Chaeyoung menghela napas panjang mendengar perkataan Joy. Kebencian yang ia rasakan masih belum hilang meski menyaksikan sendiri bagaimana Lisa tiba-tiba pingsan tadi, namun tak dapat dipungkiri bahwa hatinya juga teriris mengetahui apa yang terjadi.

"Aku hanya melindungi adikku, Dokter Park. Dia— sudah sangat menderita, aku tidak bisa membiarkan dia menderita lagi karena Lisa." katanya lembut.

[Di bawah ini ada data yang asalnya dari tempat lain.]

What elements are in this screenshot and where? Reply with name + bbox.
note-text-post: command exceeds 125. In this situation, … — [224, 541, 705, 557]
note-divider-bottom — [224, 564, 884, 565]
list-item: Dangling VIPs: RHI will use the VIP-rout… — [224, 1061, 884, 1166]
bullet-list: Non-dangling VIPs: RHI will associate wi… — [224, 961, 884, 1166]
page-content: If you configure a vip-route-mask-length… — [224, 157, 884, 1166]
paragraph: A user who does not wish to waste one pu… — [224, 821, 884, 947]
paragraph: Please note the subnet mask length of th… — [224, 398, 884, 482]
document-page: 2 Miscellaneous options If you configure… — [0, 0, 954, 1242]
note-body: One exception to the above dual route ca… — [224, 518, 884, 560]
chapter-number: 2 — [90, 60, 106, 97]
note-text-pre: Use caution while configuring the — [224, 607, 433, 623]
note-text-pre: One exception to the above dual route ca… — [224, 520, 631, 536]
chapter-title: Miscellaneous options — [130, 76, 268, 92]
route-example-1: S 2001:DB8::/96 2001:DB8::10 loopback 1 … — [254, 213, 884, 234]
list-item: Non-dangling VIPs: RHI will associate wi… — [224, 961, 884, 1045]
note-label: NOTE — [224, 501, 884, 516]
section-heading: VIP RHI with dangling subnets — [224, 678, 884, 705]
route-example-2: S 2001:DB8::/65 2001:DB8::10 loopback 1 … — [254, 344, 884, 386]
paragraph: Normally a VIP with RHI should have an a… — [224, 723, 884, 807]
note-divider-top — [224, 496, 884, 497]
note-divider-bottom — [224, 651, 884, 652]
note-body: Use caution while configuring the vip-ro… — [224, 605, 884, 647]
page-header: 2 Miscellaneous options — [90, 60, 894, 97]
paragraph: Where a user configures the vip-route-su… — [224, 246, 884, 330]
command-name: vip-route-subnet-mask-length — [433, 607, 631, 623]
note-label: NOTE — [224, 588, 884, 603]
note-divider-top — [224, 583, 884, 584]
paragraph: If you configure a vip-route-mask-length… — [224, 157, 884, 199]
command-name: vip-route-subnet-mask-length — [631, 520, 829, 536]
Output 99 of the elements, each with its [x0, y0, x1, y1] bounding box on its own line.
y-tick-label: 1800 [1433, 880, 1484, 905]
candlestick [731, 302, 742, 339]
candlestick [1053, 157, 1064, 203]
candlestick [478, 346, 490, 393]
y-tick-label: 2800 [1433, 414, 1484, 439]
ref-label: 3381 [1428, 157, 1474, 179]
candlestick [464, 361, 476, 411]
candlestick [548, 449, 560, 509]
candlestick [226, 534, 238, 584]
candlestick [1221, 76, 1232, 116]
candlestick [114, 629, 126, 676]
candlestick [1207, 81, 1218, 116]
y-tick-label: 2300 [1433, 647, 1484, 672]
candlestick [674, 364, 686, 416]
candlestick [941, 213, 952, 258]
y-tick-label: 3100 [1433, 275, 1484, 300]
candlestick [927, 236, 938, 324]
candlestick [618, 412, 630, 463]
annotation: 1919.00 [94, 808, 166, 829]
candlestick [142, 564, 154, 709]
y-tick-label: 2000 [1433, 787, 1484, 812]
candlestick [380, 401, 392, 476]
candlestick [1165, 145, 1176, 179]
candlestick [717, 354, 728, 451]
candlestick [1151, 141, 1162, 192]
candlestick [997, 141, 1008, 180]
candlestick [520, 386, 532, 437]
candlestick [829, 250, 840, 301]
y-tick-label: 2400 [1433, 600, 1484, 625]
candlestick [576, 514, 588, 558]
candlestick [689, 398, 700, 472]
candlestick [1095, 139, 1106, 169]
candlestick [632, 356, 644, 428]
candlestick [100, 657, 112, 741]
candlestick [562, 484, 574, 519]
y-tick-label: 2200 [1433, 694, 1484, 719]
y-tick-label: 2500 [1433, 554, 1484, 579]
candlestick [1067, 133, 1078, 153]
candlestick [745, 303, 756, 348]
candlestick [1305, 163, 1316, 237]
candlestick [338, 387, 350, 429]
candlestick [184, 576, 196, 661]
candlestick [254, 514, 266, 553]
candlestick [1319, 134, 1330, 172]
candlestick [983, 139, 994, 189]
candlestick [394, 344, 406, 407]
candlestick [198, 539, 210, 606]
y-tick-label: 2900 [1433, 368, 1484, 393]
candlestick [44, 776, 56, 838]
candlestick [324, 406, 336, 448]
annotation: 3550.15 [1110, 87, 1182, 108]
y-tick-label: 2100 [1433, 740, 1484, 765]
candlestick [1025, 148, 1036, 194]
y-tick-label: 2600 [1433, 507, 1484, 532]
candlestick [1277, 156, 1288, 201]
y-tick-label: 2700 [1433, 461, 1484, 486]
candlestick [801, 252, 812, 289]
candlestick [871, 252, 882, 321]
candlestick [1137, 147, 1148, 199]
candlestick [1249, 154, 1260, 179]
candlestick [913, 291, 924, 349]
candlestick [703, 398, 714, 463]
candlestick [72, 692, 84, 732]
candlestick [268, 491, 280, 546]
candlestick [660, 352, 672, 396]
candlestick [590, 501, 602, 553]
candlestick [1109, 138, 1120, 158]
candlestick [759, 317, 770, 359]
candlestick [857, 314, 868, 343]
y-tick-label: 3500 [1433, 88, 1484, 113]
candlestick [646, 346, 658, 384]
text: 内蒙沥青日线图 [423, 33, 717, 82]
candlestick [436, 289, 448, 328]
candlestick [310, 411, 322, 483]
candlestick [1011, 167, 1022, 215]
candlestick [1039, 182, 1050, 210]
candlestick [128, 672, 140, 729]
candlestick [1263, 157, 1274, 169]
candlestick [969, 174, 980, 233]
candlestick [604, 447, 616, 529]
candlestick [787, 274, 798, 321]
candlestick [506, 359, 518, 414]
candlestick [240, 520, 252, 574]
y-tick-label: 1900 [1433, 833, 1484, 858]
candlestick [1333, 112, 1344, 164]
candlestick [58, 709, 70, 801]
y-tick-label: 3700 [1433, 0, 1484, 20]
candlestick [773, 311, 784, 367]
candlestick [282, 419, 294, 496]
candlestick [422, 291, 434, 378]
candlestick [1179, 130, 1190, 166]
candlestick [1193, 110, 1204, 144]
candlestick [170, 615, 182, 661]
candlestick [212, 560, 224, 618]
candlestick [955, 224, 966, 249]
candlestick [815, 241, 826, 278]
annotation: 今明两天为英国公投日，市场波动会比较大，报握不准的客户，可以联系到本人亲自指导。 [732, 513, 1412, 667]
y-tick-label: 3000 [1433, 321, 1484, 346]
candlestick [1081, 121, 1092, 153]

"Saya mengerti betul. Saya juga tidak bisa ikut campur dalam masalah ini, sebagai dokternya saya hanya menemaninya untuk skenario terburuk dan juga sesuai perintah Dokter Kwon. Tapi Nona Park...sebagai temannya, saya mengharapkan sedikit kemurahan hatimu  untuk membiarkan dia menjelaskan. Kita punya gambaran tentang apa yang mungkin terjadi di masa depan, dan mungkin...mungkin ini bisa sedikit menguatkan Lisa."

Apakah dia terlalu egois dan terbawa amarah? Chaeyoung sendiri sebenarnya tidak ingin bersikap terlalu kejam seperti ini. Hanya saja karena tahu prosesnya akan seperti apa, dia tak ingin Jennie terlibat. Ia tak ingin Jennie mendapat masalah dan terluka, bukan hanya karena fakta yang ada namun juga karena kemungkinan terburuk yang menanti. Dia tahu apa yang akan dilakukan Jennie terlepas dari apakah Lisa salah atau tidak, dan dia tahu itu tidak akan baik untuk Jennie.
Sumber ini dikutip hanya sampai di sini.